The Department for Housing, Local Government and Heritage, as confirmed by Minister Peter Burke, has allocated €3.3 million to Westmeath County Council for the retrofitting of 150 local authority-owned houses in the county.
The retrofitting of homes in Battery Heights Athlone (and Dalton Park, Mullingar ) will result in warmer, more comfortable homes and benefit householders’ health through improved air quality. After the works, the Building Energy Ratings (BER ) of homes will typically have gone from an E or D rating to a B2. They will be expected to be substantially cheaper to heat than similar homes heated by oil or gas.

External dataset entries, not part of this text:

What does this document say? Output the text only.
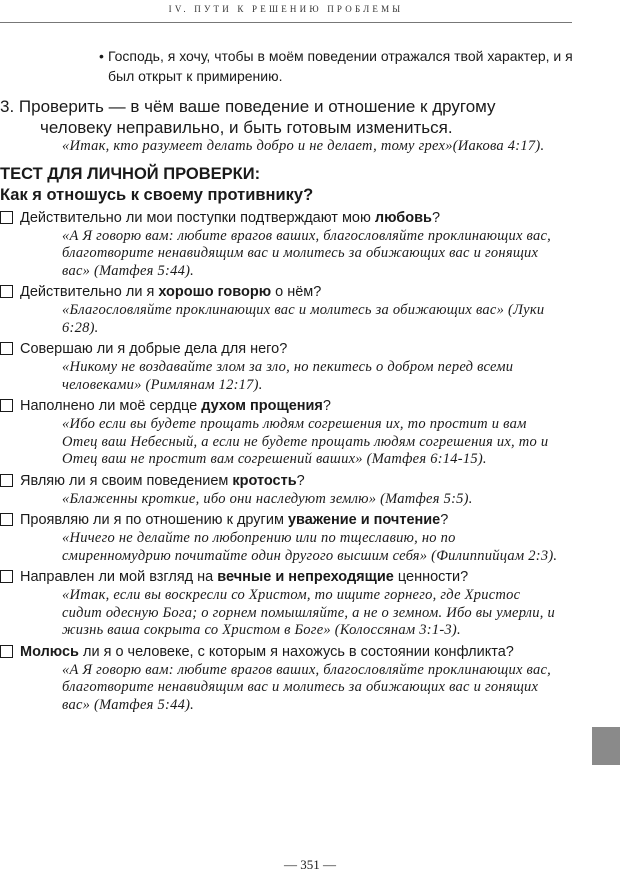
IV. ПУТИ К РЕШЕНИЮ ПРОБЛЕМЫ
• Господь, я хочу, чтобы в моём поведении отражался твой характер, и я был открыт к примирению.
3. Проверить — в чём ваше поведение и отношение к другому человеку неправильно, и быть готовым измениться.
«Итак, кто разумеет делать добро и не делает, тому грех»(Иакова 4:17).
ТЕСТ ДЛЯ ЛИЧНОЙ ПРОВЕРКИ:
Как я отношусь к своему противнику?
Действительно ли мои поступки подтверждают мою любовь?
«А Я говорю вам: любите врагов ваших, благословляйте проклинающих вас, благотворите ненавидящим вас и молитесь за обижающих вас и гонящих вас» (Матфея 5:44).
Действительно ли я хорошо говорю о нём?
«Благословляйте проклинающих вас и молитесь за обижающих вас» (Луки 6:28).
Совершаю ли я добрые дела для него?
«Никому не воздавайте злом за зло, но пекитесь о добром перед всеми человеками» (Римлянам 12:17).
Наполнено ли моё сердце духом прощения?
«Ибо если вы будете прощать людям согрешения их, то простит и вам Отец ваш Небесный, а если не будете прощать людям согрешения их, то и Отец ваш не простит вам согрешений ваших» (Матфея 6:14-15).
Являю ли я своим поведением кротость?
«Блаженны кроткие, ибо они наследуют землю» (Матфея 5:5).
Проявляю ли я по отношению к другим уважение и почтение?
«Ничего не делайте по любопрению или по тщеславию, но по смиренномудрию почитайте один другого высшим себя» (Филиппийцам 2:3).
Направлен ли мой взгляд на вечные и непреходящие ценности?
«Итак, если вы воскресли со Христом, то ищите горнего, где Христос сидит одесную Бога; о горнем помышляйте, а не о земном. Ибо вы умерли, и жизнь ваша сокрыта со Христом в Боге» (Колоссянам 3:1-3).
Молюсь ли я о человеке, с которым я нахожусь в состоянии конфликта?
«А Я говорю вам: любите врагов ваших, благословляйте проклинающих вас, благотворите ненавидящим вас и молитесь за обижающих вас и гонящих вас» (Матфея 5:44).
— 351 —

The works, which are part of the Midlands Retrofit Programme and funded by the Carbon Tax, are due to begin in early 2021, with surveys being completed before the end of this year. Works will typically involve insulation, upgrades of windows and doors and installation of heat pumps (renewable energy heating systems ), as committed to under the Programme for Government. This will help Ireland’s efforts to combat climate change. Approximately 40 percent of Ireland’s energy-related carbon emissions are from buildings.
Longford-Westmeath Fine Gael Minister of State, Peter Burke, welcomed the funding, as promised in the Programme for Government and outlined that this is just the beginning of the retrofit plans and aimed at those who are on lower incomes.
The Government has committed to carry out 500,000 retrofits nationwide by 2030. Minister Burke stated that this is part of the Just Transition, which includes a commitment from the Government that nobody is left behind as we move to a low-carbon future.
Westmeath is one of only eight local authorities selected nationwide for this retrofit, due to our dependence on fossil fuels in comparison to other parts of the country.